But after the Fall the human inclination to invent, improve, discover, and create became selfish in the extreme.  Creativity morphed into a stage upon which to magnify Adam, rather than glorify God.  The Office of Topiary to the Glory of Elohim became prostituted.  The process became something base and ignoble. 

 

Now all-too-mortal arborists trimmed trees and improved flower beds with nary a consideration for the Almighty.  They no longer sought God’s smile or His favor.  Furthermore, now there were weeds, a sign of the new sin-full order, which took the delight out of work as worship and turned it into drudgery for momentary self exhalation.

 

However, Paul regained the right perspective and focus.  It was all about God, not about him.  His purpose was to magnify his ministry, so that God could be honored.
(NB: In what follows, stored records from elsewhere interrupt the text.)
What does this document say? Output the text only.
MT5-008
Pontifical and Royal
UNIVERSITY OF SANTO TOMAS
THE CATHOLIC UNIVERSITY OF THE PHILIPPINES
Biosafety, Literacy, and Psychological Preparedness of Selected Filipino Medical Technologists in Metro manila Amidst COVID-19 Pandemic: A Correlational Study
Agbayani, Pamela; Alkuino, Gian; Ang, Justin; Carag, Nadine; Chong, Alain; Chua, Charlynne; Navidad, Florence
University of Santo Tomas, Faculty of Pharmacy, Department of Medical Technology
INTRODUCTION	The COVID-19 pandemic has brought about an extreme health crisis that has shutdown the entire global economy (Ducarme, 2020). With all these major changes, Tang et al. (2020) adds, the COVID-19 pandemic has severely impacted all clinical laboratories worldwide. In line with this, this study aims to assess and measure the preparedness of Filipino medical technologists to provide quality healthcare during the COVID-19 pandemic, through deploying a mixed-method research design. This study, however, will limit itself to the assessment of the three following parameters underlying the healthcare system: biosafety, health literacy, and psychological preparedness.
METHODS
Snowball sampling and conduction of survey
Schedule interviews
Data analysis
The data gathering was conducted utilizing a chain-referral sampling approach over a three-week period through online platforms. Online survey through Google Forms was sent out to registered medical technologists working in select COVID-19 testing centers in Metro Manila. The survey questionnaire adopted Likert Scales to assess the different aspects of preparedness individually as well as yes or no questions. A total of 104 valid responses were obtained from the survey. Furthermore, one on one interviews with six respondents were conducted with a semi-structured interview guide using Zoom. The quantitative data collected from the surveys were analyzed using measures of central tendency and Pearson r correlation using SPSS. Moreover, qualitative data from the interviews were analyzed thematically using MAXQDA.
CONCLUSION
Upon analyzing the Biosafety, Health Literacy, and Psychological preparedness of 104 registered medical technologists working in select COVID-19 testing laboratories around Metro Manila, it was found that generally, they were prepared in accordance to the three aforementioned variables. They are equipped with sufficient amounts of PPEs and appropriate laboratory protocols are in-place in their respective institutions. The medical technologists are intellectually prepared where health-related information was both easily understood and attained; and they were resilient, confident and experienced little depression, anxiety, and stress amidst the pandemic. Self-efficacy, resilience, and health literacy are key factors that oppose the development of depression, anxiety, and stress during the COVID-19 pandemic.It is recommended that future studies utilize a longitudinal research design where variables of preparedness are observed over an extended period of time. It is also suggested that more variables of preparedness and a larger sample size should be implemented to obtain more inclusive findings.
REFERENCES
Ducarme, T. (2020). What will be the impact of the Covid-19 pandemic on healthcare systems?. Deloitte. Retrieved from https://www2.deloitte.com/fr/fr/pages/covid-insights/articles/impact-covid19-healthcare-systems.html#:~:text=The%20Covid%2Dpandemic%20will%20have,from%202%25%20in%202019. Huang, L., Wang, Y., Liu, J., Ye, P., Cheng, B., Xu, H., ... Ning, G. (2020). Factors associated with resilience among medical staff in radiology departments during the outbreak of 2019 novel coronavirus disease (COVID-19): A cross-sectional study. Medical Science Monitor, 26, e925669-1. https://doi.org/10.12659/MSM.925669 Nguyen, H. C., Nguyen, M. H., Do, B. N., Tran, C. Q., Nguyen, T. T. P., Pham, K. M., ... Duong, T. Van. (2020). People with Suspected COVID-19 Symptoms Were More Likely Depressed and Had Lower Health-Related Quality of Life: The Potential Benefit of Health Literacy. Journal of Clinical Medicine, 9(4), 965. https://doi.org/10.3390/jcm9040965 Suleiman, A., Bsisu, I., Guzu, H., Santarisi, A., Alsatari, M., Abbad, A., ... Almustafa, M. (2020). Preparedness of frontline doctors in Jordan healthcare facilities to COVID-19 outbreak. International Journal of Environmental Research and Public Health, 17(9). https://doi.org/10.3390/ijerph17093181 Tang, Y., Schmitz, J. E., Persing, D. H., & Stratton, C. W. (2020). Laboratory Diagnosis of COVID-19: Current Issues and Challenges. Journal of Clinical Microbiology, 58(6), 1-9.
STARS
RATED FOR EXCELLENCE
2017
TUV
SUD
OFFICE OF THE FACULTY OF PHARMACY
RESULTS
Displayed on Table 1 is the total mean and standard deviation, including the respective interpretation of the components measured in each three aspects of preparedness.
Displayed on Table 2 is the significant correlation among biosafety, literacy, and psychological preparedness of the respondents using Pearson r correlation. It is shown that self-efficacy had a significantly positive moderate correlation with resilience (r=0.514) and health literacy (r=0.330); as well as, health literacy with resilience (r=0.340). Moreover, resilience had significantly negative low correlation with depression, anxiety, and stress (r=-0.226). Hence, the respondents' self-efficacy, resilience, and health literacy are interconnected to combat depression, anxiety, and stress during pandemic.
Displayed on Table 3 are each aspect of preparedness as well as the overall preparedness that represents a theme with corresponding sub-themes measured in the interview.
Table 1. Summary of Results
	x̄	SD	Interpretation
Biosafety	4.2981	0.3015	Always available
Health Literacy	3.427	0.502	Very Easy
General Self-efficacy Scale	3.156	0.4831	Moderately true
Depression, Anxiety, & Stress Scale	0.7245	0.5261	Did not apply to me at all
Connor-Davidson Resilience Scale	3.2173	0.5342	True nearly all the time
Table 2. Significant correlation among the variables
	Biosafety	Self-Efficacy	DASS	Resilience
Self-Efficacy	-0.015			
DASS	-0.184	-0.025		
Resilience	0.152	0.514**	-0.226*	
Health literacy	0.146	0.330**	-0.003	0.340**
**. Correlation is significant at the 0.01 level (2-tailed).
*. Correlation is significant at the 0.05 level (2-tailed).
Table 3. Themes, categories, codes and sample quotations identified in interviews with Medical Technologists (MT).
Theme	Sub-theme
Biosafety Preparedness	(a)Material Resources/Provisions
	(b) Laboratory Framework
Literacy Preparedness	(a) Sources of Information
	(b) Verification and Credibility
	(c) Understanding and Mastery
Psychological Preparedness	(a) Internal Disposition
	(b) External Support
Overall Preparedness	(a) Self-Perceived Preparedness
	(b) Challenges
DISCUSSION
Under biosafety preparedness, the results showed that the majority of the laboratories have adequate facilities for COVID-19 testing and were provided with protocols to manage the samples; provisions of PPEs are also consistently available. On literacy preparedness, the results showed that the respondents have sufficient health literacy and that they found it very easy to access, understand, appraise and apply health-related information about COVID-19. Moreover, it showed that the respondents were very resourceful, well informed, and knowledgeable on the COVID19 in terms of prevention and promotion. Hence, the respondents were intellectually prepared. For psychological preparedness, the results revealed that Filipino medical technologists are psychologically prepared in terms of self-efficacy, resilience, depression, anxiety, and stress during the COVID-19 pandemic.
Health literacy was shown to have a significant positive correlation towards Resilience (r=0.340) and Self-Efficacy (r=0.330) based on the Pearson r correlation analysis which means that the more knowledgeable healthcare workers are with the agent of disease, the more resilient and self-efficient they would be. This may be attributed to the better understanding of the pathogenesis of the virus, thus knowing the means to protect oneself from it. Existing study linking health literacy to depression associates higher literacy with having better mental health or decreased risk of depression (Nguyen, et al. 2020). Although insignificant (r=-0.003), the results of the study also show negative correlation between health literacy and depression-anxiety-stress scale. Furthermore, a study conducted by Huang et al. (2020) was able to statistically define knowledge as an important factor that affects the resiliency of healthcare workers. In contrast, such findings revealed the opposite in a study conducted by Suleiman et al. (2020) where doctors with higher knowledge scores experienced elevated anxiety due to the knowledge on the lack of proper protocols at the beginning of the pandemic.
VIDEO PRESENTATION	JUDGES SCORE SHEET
His life’s work was to the end that he could one day hear “well done, my good and faithful servant”.  He served his Savior, not his self.

 

Today we who are called to be “God’s gardeners” have been set apart to work in a Fallen Eden.  Our labor is made increasingly difficult by the thorns and thistles that aim to choke out the very Word we proclaim. 

 

Yet, we seek to magnify our ministry – not to our glory, but His.  We are all too aware that without God and His giftings we can do no-thing, but even with His divine enablements the job won’t get done unless we give it our full effort and panache.

 

Paul made much of his ministry for Jesus of Nazareth, whom he had encountered at high noon two decades before. 

 

He transformed the dirt from the Damascus Road into divine gold dust for God.

 

He took the shabby threads of his BC existence and wove a testimonial tapestry in honor of Christ’s goodness. 

 

Paul’s scars bore witness to the fact that he had not fled adversity, but had been true to his primal call.

 

Any and all of us who are in ministry, called by Almighty God, could do worse than have an epitaph that reads:  “He magnified his ministry” or “She made much of her call”. 

 

May we strive to festoon and adorn the Gospel of Christ until the falleness of this Adamic planet is transformed into an Edenic paradise once more.